Botswana’s education system is increasingly caught in a paradox. On the one hand, it aims to produce critical thinkers and capable citizens. On the other, it has become a system largely driven by examination performance and envied statistical ABC % pass rates. While achieving high academic results is not inherently problematic, the overemphasis on grades has led to a culture where teaching to the test overshadows teaching for understanding. As a result, learners in formative levels of education may leave school with certificates in hand but without the competencies needed for tertiary education, the workplace, or even active citizenship.
This growing divide
between educational policy ideals and classroom realities contradicts
Botswana’s foundational vision for education. To major policies: the 1977 Education
for Kagisano and Revised National Policy on Education of 1994 set the
tone to guide educational development throughout the years. They emphasized
holistic development through learner centered pedagogy, critical thinking,
problem-solving and the preparation of learners for life and responsible
citizenship. Accordingly, educational knowledge should develop positive moral
attitudes and intellectual skills of the individual and not merely produce high
test scores.
Subject syllabi and
curriculum frameworks also align with this vision. For instance, the aims of
subjects such as Agriculture, Religious & Moral Education and Social
Studies explicitly encourage inquiry, ethical reasoning, decision-making and
the application of knowledge to interpret real life situations. Teaching
approaches recommended across syllabi include group work, research projects,
debates, simulations and community based activities. These methods are designed
to engage learners in deeper understanding rather than superficial
memorization.
However, the reality in
schools often diverges from these recommendations. In practice, many educators
feel constrained by time, syllabi coverage demands and the high stakes nature
of national examinations such as PSLE, JCE and BGCSE. My experience and
observations show that a higher number of teachers primarily rely on past exam
papers and textbook drills. This is indicative of a pressure to produce good
results which consequently acts as a major deterrent to learner-centered
teaching pedagogies. In the end, there exists a significant mismatch between
the aims of education and the dominant classroom practices.
This dissonance is
exacerbated by the Performance Management System (PMS) and related appraisal
mechanisms, which heavily link teacher advancement to learner performance on
standardized assessments. Promotions and recognition are often tied to the
number of students achieving A–C grades. In many schools, this has bred a
competitive atmosphere where teachers are reluctant to collaborate or share
innovative methods for fear of losing their “edge.” While accountability
is important, an overly results-driven model can distort teaching priorities
and reduce education to a race for numbers.
The fallout of this
system is most apparent when learners transition to the next level of education.

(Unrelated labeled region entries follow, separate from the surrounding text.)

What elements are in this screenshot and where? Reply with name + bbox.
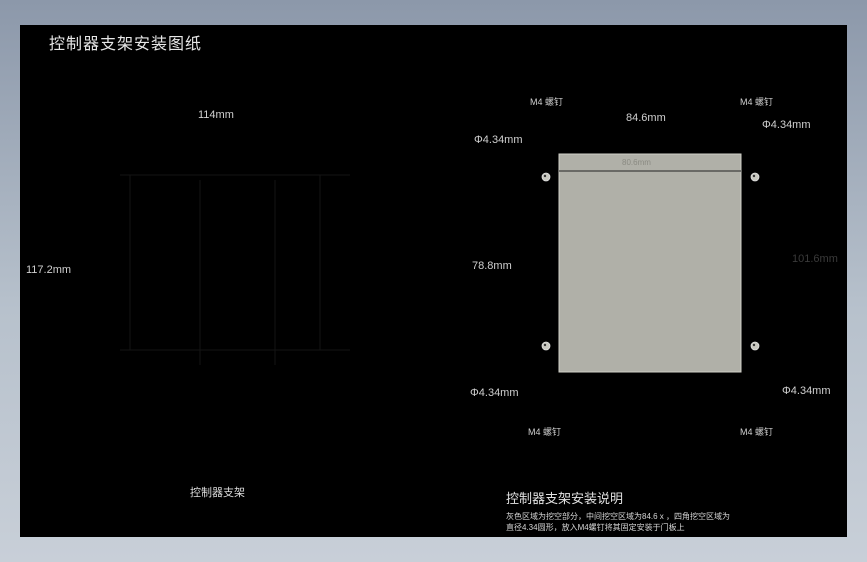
right-width-label: 84.6mm <box>626 112 666 124</box>
left-caption: 控制器支架 <box>190 487 245 499</box>
screw-label-top-right: M4 螺钉 <box>740 97 774 107</box>
left-height-label: 117.2mm <box>26 264 72 276</box>
notes-line-1: 灰色区域为挖空部分，中间挖空区域为84.6 x ，四角挖空区域为 <box>506 512 731 521</box>
screw-label-top-left: M4 螺钉 <box>530 97 564 107</box>
left-bracket-outline <box>120 174 350 365</box>
notes-line-2: 直径4.34圆形，放入M4螺钉将其固定安装于门板上 <box>506 523 685 532</box>
inner-width-label: 80.6mm <box>622 158 651 167</box>
hole-bottom-right <box>750 341 760 351</box>
hole-label-bottom-right: Φ4.34mm <box>782 385 831 397</box>
hole-label-top-left: Φ4.34mm <box>474 134 523 146</box>
hole-label-top-right: Φ4.34mm <box>762 119 811 131</box>
right-height-right-label: 101.6mm <box>792 253 838 265</box>
screw-label-bottom-left: M4 螺钉 <box>528 427 562 437</box>
hole-label-bottom-left: Φ4.34mm <box>470 387 519 399</box>
left-width-label: 114mm <box>198 109 234 121</box>
center-cutout <box>558 153 742 373</box>
notes-title: 控制器支架安装说明 <box>506 491 624 506</box>
drawing-canvas: 控制器支架安装图纸 114mm 117.2mm 控制器支架 M4 螺钉 M4 螺… <box>20 25 847 537</box>
drawing-graphics <box>120 153 760 373</box>
right-height-left-label: 78.8mm <box>472 260 512 272</box>
hole-bottom-left <box>541 341 551 351</box>
screw-label-bottom-right: M4 螺钉 <box>740 427 774 437</box>
hole-top-right <box>750 172 760 182</box>
hole-top-left <box>541 172 551 182</box>
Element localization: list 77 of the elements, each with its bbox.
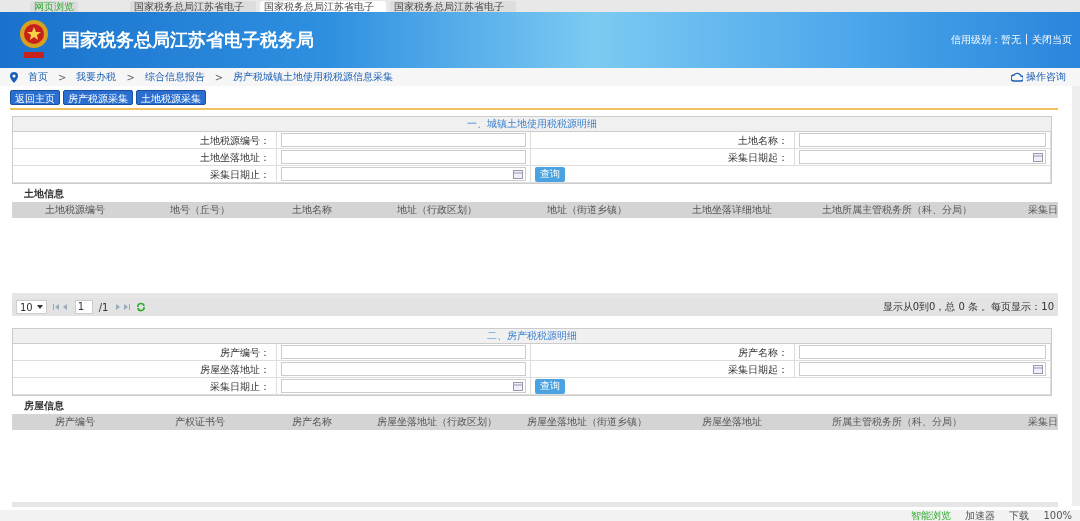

It has become a transitional outcry. Some Junior secondary educators grapple with
learners who can’t analyze and synthesize concepts taught. The same is relative
to Senior secondary educators with the group they inherit from the Junior
secondary level. At tertiary institutions, lecturers frequently observe that
incoming students struggle with independent learning, analytical writing, and
practical problem-solving. Despite strong academic records on paper, many lack
the depth of understanding necessary to engage with complex concepts or
interdisciplinary tasks.
The workplace and broader
society are not immune from these shortcomings. Employers routinely lament that
graduates may possess qualifications but are ill-prepared for tasks requiring
initiative, teamwork and adaptability. The current education culture risks
producing individuals who are “book smart” but life-illiterate and unable
to apply their learning meaningfully in real-world contexts, whether as
employees, entrepreneurs or citizens.
This is not to imply that
there are no efforts to bridge this gap. However, unless reforms are matched by
changes in teacher evaluation, public attitudes and examination systems, they
are unlikely to gain meaningful traction. Therein lies the central
contradiction: the curriculum speaks the language of transformation, but the
assessment system speaks the language of conformity to score high marks.
If Botswana is to realize
the full promise of its educational policy aspirations, it must realign its
educational practice with its philosophical vision. This includes rethinking
how teachers are supported and appraised, how learners are assessed and how
success is defined. The Teaching Service Management (TSM), Botswana
Examinations Council (BEC), and the Ministry of Basic Education and Child Welfare
(MBE&CW) must create space for innovation, cooperation and depth. They must
reward educators not just for outcomes, but for pedagogical excellence and
learner transformation.
In conclusion, Botswana’s
education system must choose whether it continues to prioritize appearances of
success or whether it commits to education that truly empowers. The time has
come to do the needful for education policy. Only then will Botswana graduate
learners who are not only equipped for exams, but for life.